July 1, 2011 Fear, Friends 3 Comments

True confession: I am one of those girls that judges my body for not being “More This” or “Less That.”

I certainly do possess the perspective that my body is strong and healthy and valuable and mine, so I try not to be That Girl who is constantly telling others how unhappy I am with my not-flat stomach. There are parts that I do like about my body (my legs, for instance — scars and all). But I find myself focusing way less on the parts I like and obsessing over my self-proclaimed “downfalls.”

While I can appreciate my body in total for what it is and what it is not, I am not immune to negative self-talk. If I find myself in the company of a good friend (or in the dressing room with someone I trust), I’ll let it all hang out — my stomach, and my thoughts.

My friend Caryn wrote this heartfelt letter to her body at the end of a kick-ass weekend where her body helped her achieve things she maybe wasn’t sure she had in her. I could relate to several of her sentiments, as I’m sure many of us can. Thanks for sharing this with me (and my readers), Caryn!

Dear Body,
Every day, I look in the mirror and think you aren’t good enough.  Every day I think about food and how it will affect how you look.  Every day since grammar school, I’ve compared you to everyone else on this planet.

Dear Body,
Yesterday I asked you to run 11.5 miles during the hottest part of the day in preparation for a half Ironman.  You did.  Today I asked you to cycle 102.5 miles.  I asked you to push hard and average 20mph on the way into Davis.  I asked you to pull other cyclists at 21 mph for 10 miles.  When other cyclists were struggling with the distance, you were ready for more.  You sat patiently waiting for me to tell you to push. You did everything I asked.  All without complaint. Every day I ask you to do more.  To swim, to bike, to run.  Every day. And every day I continue to think you aren’t good enough.  I look in the mirror and think you are too fat, too bulky, and too just not right.  I often compare your shape to that of a tree.  I complain because clothes don’t fit the way I’d like.  I feel uncomfortable in a swimsuit and god forbid anyone see you naked.

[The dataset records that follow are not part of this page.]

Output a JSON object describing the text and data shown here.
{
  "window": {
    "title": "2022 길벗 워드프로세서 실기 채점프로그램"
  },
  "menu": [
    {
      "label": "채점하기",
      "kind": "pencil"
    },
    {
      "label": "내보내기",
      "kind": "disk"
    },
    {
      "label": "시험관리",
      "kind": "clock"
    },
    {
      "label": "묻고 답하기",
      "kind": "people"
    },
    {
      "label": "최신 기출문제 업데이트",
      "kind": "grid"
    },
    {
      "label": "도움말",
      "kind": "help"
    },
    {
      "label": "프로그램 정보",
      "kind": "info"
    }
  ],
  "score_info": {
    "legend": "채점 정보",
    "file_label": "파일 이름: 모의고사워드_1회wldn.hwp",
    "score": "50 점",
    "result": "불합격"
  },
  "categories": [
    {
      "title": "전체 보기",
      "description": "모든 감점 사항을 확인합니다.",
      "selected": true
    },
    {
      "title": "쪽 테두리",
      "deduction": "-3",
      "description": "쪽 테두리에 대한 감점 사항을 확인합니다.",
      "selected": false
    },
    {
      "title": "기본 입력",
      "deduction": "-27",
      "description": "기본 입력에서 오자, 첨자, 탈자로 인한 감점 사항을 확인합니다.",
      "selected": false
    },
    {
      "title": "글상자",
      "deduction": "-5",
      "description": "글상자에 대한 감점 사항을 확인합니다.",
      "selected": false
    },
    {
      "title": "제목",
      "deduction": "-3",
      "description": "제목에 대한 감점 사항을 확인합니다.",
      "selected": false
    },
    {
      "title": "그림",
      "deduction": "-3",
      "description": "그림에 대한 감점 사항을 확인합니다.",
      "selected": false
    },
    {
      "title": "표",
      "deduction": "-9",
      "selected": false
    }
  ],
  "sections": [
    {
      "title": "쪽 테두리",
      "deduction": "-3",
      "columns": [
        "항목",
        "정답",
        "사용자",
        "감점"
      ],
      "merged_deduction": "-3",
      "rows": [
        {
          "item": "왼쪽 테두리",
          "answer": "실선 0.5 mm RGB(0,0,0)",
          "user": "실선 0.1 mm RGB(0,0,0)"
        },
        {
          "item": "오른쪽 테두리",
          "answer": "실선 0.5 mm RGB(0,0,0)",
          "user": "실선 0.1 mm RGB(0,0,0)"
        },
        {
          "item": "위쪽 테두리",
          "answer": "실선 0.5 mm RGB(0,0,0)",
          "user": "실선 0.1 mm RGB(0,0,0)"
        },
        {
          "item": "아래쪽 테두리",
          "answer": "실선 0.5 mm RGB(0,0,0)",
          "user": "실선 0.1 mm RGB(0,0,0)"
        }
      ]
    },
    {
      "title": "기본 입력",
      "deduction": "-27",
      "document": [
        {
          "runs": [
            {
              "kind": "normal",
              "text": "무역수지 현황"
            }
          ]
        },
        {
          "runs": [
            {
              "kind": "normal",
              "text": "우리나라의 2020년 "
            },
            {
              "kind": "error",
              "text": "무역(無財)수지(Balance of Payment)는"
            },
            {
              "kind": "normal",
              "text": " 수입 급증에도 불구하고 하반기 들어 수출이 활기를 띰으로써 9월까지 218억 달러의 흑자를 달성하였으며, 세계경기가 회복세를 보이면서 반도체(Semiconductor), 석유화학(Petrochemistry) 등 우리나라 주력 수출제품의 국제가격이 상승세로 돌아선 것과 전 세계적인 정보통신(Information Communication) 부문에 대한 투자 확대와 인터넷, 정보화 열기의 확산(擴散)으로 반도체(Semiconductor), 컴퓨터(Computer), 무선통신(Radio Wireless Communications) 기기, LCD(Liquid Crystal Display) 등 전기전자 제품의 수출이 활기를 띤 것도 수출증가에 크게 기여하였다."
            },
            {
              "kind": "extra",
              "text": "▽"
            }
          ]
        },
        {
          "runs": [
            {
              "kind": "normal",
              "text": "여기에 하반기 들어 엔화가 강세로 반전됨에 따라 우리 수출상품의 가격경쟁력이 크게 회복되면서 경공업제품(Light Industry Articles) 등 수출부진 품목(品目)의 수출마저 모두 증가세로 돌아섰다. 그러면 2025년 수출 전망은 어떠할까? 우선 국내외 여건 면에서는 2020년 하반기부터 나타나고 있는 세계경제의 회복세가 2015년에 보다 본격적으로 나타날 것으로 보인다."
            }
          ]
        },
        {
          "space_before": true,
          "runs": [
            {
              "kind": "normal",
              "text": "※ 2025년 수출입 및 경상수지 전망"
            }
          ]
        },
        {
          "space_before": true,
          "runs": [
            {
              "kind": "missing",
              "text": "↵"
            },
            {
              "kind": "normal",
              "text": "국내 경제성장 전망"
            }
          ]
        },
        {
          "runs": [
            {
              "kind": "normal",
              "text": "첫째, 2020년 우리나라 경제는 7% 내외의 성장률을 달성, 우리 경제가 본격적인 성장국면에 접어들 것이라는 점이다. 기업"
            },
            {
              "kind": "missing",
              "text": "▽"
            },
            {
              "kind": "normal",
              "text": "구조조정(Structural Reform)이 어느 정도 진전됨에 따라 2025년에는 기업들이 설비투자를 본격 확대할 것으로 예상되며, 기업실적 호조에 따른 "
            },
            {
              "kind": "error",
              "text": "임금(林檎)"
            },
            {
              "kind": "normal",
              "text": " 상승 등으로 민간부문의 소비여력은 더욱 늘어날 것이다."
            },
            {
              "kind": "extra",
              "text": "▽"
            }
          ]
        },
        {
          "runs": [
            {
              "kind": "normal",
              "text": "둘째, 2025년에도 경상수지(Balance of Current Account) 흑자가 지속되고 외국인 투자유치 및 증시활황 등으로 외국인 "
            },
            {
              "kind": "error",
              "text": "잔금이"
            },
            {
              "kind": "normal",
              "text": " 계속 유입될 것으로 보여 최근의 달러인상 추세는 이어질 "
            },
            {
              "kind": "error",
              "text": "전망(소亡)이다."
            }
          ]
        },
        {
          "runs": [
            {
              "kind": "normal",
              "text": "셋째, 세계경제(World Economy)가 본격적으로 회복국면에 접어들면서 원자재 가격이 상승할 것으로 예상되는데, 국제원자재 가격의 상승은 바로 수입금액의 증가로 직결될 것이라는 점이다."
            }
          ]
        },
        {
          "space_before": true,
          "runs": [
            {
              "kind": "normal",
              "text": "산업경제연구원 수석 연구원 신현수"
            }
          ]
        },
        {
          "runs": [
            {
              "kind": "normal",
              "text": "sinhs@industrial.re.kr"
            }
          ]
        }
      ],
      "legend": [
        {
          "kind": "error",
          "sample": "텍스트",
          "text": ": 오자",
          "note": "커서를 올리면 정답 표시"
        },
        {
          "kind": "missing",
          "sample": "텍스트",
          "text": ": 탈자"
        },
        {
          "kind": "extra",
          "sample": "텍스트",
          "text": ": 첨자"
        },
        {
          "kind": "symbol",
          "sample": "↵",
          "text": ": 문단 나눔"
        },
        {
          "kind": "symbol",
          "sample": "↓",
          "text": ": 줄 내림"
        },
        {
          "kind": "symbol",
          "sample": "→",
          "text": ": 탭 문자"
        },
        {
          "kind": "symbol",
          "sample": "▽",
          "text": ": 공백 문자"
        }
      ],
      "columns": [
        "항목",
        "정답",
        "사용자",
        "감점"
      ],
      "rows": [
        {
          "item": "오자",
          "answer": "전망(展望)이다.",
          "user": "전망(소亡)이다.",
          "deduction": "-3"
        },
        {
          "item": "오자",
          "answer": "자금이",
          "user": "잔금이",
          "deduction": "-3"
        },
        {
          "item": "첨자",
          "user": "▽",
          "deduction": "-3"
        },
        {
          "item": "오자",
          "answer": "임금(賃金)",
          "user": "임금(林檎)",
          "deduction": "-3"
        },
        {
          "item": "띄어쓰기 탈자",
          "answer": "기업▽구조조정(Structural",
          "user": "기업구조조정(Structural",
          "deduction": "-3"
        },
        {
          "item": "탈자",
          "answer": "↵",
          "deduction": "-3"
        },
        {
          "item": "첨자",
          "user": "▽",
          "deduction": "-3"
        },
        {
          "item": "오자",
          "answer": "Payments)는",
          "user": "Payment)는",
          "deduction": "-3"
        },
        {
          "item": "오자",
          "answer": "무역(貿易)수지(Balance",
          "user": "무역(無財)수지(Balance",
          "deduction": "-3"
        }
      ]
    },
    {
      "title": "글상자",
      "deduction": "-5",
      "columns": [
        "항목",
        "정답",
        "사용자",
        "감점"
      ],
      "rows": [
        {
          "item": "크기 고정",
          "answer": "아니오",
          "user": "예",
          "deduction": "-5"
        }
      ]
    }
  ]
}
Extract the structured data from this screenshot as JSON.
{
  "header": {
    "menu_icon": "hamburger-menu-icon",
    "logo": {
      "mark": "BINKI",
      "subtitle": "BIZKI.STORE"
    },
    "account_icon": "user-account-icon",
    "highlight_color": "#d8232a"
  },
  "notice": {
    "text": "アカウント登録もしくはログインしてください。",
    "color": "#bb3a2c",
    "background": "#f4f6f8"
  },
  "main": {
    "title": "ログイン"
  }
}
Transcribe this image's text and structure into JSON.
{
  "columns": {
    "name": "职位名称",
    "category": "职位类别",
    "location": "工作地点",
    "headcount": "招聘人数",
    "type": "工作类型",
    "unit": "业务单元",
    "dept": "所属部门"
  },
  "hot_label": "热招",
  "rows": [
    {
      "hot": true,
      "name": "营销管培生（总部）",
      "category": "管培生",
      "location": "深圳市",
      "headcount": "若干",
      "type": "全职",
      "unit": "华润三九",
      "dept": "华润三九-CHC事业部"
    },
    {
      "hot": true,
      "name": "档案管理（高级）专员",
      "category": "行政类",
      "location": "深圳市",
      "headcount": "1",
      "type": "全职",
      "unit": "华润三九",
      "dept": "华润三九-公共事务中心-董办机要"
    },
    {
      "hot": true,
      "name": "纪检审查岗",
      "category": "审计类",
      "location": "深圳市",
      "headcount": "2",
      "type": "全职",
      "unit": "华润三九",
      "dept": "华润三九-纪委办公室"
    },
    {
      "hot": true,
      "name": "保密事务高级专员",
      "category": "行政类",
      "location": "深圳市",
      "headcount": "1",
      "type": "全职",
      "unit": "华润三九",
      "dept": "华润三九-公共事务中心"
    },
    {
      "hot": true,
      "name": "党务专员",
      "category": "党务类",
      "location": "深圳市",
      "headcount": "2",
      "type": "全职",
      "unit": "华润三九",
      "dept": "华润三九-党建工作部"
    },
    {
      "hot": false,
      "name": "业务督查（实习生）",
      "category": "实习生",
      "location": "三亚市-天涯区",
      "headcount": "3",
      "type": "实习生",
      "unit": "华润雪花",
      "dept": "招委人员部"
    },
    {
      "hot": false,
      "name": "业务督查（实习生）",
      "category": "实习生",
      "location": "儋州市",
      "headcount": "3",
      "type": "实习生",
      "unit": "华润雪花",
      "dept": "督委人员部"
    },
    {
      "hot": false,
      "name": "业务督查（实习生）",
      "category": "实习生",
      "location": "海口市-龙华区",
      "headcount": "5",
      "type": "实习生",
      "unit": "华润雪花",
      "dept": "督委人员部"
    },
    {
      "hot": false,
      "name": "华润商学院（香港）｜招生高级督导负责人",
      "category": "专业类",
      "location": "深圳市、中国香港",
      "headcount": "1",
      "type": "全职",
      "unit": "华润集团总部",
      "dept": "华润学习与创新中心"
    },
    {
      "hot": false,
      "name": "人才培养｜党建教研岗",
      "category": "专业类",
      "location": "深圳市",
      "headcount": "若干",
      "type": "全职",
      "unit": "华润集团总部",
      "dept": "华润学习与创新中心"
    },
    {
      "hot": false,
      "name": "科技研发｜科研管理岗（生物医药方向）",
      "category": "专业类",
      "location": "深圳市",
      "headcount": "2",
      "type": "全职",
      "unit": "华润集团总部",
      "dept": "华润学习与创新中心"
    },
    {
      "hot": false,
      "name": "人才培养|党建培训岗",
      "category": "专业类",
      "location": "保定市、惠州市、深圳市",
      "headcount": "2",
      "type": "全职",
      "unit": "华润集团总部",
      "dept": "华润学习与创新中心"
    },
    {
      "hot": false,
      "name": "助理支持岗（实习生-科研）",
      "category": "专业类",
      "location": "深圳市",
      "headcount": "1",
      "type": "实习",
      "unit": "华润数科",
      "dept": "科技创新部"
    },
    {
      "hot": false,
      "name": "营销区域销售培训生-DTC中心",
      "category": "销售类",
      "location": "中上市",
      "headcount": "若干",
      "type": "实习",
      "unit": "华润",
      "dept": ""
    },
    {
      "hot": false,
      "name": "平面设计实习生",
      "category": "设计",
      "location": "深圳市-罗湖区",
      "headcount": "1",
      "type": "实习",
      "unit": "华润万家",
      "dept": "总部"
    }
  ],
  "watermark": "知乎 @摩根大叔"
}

The two times I marginally began to like you was when I starved you due to life situations.  Without nutrition and sleep, I still asked you to run at least twice a day.  And you did.

Several years ago I stopped the negative self speak that most women engage in.  I sit quietly as I hear other women say their bodies aren’t good enough.  I sit quietly, in silent protest, meanwhile I whisper to you that you should pay attention and listen to these complaints.  You are too fat, too bulky, and too unshapely.

Dear Body,
Today is the day that, in addition to sitting quiet during these ramblings of women, today is the day I stop telling you that you aren’t good enough.  Regardless of what image I see in the mirror, I ask a lot of you.  Each time you give me 100%.  Any other being that has been treated this poorly will crack and fight back and stop giving to someone so unappreciative. But you don’t.

So today, today you are good enough, just the way you are. Tomorrow you will be good enough and each day after that you will be good enough. Today I finally appreciate you.


Currently there are "3 comments" on this Article:

  1. Jane says:

    Thanks for sharing this; What a heartfelt “letter to yourself” Caryn!!! Unfortunately, there are a lot of us in the “not happy with my body girls club.” We seem to spend most of our life in that club. Just when I think I’ve come around to accepting my body, I find myself being “that girl” critical of my non flat stomach or recently when I realized the top of my hands look like ‘old lady’ hands. It’s time to take a step back and appreciate my body!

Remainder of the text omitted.